Die Wirkung der Pflege­re­form bleibt abzuwar­ten. Aller­dings gibt es bereits jetzt Kritik. Denn einen einheit­li­chen Tarif­ver­trag für Pflege­kräfte gibt es bisher nicht. Ein entspre­chen­der Entwurf war am Wider­stand von  Caritas und Diako­nie geschei­tert. So haben die Einrich­tun­gen die Möglich­keit, einen regio­na­len Tarif­ver­trag zu wählen, was ihnen in Bezug auf die Bezah­lung immer noch viel Spiel­raum lässt.

Statt Pflexit: Bessere Arbeits­be­din­gun­gen erstrei­ken?

Wie können also die Arbeits­be­din­gun­gen für Pfleger und Pflege­rin­nen nachhal­tig verbes­sert werden? Und ist die Bezah­lung der wichtigste Aspekt? Ludger Risse, Vorsit­zen­der des Pflege­ra­tes NRW, sagte im WDR-Inter­view, dass für viele Pflege­kräfte die Bezah­lung zwar wichtig sei. Aller­dings werde die Unzufrie­den­heit am meisten durch andere Fakto­ren bestimmt: „Wir brauchen Arbeits­be­din­gun­gen, unter denen wir gut arbei­ten können.“ Wochen­end- und Nacht­dienste, wenig Eigen­kom­pe­tenz und schlechte Planbar­keit durch chroni­sche Unter­be­set­zung sind für viele Pfleger und Pflege­rin­nen schwer­wie­gen­dere Stress­fak­to­ren als die Bezah­lung.

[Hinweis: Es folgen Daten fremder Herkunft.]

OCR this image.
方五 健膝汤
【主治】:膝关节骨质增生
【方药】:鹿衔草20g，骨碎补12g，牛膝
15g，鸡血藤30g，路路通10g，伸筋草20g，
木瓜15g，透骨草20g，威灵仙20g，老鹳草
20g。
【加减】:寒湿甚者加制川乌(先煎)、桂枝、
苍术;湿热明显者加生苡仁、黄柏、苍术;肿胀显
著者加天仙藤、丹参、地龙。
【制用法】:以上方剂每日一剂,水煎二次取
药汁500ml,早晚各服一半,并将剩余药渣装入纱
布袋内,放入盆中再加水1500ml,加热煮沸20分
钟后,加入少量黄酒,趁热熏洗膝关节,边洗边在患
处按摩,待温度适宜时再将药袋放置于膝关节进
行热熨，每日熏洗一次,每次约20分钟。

Risse setzt sich für eine stärkere Vernet­zung der Betrof­fe­nen ein, um eine größere Schlag­kraft bei der Durch­set­zung der eigenen Inter­es­sen zu errei­chen: „Wenn Pflege mal ein, zwei Tage strei­ken würde, das wäre eine Katastro­phe.“

In Berli­ner Kranken­häu­sern wird das gerade vorge­macht. Seit Montag, dem 23. August 2021, wollen die Pflege­kräfte an der Charité und den Vivan­tes-Klini­ken drei Tage strei­ken. Die Gewerk­schaft Ver.di fordert einen „Entlas­tungs­ta­rif­ver­trag“, der mehr Perso­nal und höhere Löhne erfor­der­lich macht. Der Ausgang ist unklar: Aktuell hat der Vorstand der Vivan­tes-Klini­ken eine einst­wei­lige Verfü­gung erwirkt, die die Fortset­zung des Streiks bei Vivan­tes verbie­tet. Laut Arbeits­ge­richt sei eine Notver­sor­gung der Patien­ten nicht gegeben.

Umfrage: Ich pflege wieder, wenn …

Einen eher analy­ti­schen Ansatz verfolgt ein Gemein­schafts­pro­jekt der Arbeit­neh­mer­kam­mer Bremen, der Arbeits­kam­mer Saarland und des Insti­tu­tes IAT der Westfä­li­schen Hochschu­le/Ruhr-Univer­si­tät Bochum. Im Rahmen des Projek­tes werden Teilzeit­kräfte und Berufs­aus­stei­ger aus dem Pflege­be­reich dazu befragt, was sich konkret ändern müsste, damit sie in den Beruf zurück­keh­ren oder ihre Stunden­zahl erhöhen. Die Online-Umfrage unter ich-pflege-wieder-wenn.de ist anonym. Die ersten Ergeb­nisse sollen Anfang 2022 vorlie­gen.

Ein Bremer Pilot­pro­jekt aus dem Mai 2021 hatte schon klare Tenden­zen gezeigt: Unter den wichtigs­ten Bedin­gun­gen für einen Wieder­ein­stieg wurde die Wertschät­zung durch Vorge­setzte genannt (68 Prozent), gefolgt von Zeit für quali­ta­tiv hochwer­tige Pflege (62 Prozent).